Red brick facade of historic Hodges & Figgis book store in Dawson Street under blue sky. Large windows display books and posters
George's Street Arcade, a shopping centre in Dublin, Ireland.
View of Grafton Street with shoppers in Dublin Ireland

Make Shopping Your Sightseeing

Far from a cookie-cutter high street experience, shopping in Dublin means exploring century-old bookstores, a mansion-turned-ornate mall, or a trinket-filled indoor arcade. Book lovers should prioritize stops at Hodges Figgis, Ireland’s oldest bookstore dating to 1768, and the Gutter Bookstore in Temple Bar, a favorite for its speaker series and kids collections. For a more eclectic mix of shops, Powerscourt Townhouse occupies a sprawling 18th-century mansion turned retail hub with more than 40 independent stores, antiques shops, and an airy food court. Our favorite stops? Coffee and pastries at the Pepper Pot, brunch and cocktails at Farrier and Draper, homewares at Article, and Irish tweed at Kennedy McSharry. Another must-visit is Europe’s oldest shopping center, the 1881 George’s Street Arcade. Wander the stalls of the red brick Victorian building to find vintage clothing and antiques, one-off tchotchkes and souvenirs, steaming cups of tea and coffee, and more.
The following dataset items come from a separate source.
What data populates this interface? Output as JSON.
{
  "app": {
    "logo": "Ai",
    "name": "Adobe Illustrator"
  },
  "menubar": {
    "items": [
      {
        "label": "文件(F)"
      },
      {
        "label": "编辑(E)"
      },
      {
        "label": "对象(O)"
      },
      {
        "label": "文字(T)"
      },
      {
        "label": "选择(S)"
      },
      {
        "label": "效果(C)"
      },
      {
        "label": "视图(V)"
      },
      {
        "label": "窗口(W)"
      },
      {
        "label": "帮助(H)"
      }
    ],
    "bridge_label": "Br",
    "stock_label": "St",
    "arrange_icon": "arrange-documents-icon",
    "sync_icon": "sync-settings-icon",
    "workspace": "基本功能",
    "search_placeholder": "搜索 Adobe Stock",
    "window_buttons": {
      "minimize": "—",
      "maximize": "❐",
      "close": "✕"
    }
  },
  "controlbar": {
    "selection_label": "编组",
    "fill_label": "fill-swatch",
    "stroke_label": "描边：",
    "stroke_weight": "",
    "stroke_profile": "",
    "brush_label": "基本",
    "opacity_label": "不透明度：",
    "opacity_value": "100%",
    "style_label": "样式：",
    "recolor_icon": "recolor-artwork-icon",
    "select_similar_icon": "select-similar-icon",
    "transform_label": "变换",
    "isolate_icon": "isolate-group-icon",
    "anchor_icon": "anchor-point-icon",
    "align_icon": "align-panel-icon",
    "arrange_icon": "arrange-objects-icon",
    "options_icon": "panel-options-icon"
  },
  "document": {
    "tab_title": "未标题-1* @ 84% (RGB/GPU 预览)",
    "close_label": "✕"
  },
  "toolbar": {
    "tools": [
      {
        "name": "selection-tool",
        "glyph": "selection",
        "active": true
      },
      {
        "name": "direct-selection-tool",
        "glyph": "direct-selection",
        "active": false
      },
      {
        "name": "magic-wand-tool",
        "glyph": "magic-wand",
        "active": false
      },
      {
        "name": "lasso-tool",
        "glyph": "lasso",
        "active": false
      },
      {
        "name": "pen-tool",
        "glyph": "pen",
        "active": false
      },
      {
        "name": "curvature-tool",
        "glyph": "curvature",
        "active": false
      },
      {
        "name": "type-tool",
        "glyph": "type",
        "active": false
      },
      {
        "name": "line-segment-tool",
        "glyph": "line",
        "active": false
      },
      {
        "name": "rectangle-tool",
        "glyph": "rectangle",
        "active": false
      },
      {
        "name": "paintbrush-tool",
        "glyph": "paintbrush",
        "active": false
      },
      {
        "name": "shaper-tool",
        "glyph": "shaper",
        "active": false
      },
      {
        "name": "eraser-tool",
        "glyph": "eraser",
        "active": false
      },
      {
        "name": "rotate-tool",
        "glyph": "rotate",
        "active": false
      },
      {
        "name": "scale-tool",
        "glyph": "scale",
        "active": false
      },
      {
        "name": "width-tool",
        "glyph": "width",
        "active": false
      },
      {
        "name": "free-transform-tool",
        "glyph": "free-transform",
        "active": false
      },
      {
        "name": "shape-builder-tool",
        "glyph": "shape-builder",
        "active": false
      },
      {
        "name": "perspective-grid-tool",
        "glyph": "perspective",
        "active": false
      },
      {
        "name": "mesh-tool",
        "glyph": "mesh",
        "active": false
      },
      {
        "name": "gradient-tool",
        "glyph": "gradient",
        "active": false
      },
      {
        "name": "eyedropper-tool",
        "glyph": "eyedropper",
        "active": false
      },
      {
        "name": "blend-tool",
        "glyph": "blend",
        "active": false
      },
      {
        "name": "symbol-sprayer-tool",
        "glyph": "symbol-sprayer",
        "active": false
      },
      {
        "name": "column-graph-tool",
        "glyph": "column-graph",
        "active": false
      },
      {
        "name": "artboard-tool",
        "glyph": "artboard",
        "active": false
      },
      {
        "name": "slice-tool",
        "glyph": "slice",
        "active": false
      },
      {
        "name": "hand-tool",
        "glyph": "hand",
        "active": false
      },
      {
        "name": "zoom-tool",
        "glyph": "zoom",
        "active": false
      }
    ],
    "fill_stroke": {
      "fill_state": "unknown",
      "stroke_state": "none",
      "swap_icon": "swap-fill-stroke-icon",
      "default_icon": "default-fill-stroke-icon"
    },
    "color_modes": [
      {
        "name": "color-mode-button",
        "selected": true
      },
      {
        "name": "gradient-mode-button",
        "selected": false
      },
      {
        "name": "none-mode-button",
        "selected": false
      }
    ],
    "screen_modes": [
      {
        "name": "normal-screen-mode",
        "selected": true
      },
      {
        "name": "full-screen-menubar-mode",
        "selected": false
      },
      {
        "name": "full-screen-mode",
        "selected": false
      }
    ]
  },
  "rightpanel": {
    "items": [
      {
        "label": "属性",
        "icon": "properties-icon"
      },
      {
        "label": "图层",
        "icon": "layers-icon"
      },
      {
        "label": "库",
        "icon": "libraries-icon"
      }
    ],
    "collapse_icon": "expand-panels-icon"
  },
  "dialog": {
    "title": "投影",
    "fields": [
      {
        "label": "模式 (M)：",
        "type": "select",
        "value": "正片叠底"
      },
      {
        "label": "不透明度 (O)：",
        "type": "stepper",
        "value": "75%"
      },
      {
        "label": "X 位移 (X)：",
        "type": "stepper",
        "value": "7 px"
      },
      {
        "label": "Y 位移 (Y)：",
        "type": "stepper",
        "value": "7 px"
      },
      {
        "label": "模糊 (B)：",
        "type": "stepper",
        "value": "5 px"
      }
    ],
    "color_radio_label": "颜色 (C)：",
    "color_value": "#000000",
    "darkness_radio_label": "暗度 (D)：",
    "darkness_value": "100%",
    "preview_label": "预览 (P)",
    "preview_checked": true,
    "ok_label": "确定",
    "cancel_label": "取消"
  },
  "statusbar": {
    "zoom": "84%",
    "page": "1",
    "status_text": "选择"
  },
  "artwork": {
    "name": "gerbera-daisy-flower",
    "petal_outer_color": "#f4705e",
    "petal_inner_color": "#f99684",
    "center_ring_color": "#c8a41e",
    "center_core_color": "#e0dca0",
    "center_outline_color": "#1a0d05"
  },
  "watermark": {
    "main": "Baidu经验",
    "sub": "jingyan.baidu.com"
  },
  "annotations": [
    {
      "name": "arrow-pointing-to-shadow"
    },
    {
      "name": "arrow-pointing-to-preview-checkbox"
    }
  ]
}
RELATED: Where to Go In Dublin: The 5 Destinations You Must Visit

Delahunt, Ireland
Delahunt, Ireland

Plan a Restaurant Crawl

More than gut-busting Irish breakfasts and comfort foods, Dublin’s culinary scene includes 16 Michelin-star restaurants, an emerging foodie quarter in the Liberties neighborhood, and a new emphasis on homegrown producers. Don’t miss the tapas-style experience at Clanbrassil House, a Dublin 8 hotspot with “snacks,” “small plates,” and “sides,” including homemade sausage with polenta and hash brown chips with pickled onion mayonnaise. For creative seasonal Irish fare in a gorgeous Victorian setting, make a reservation at Delahunt, known for championing all local producers and an ever-changing three-course prix fixe dinner menu. Seafood fanatics will love Klaw whose tiny dining room draws crowds for fresh oysters from Galway Bay and Dooncastle, hearty crab mac ‘n’ cheese, and lobster rolls.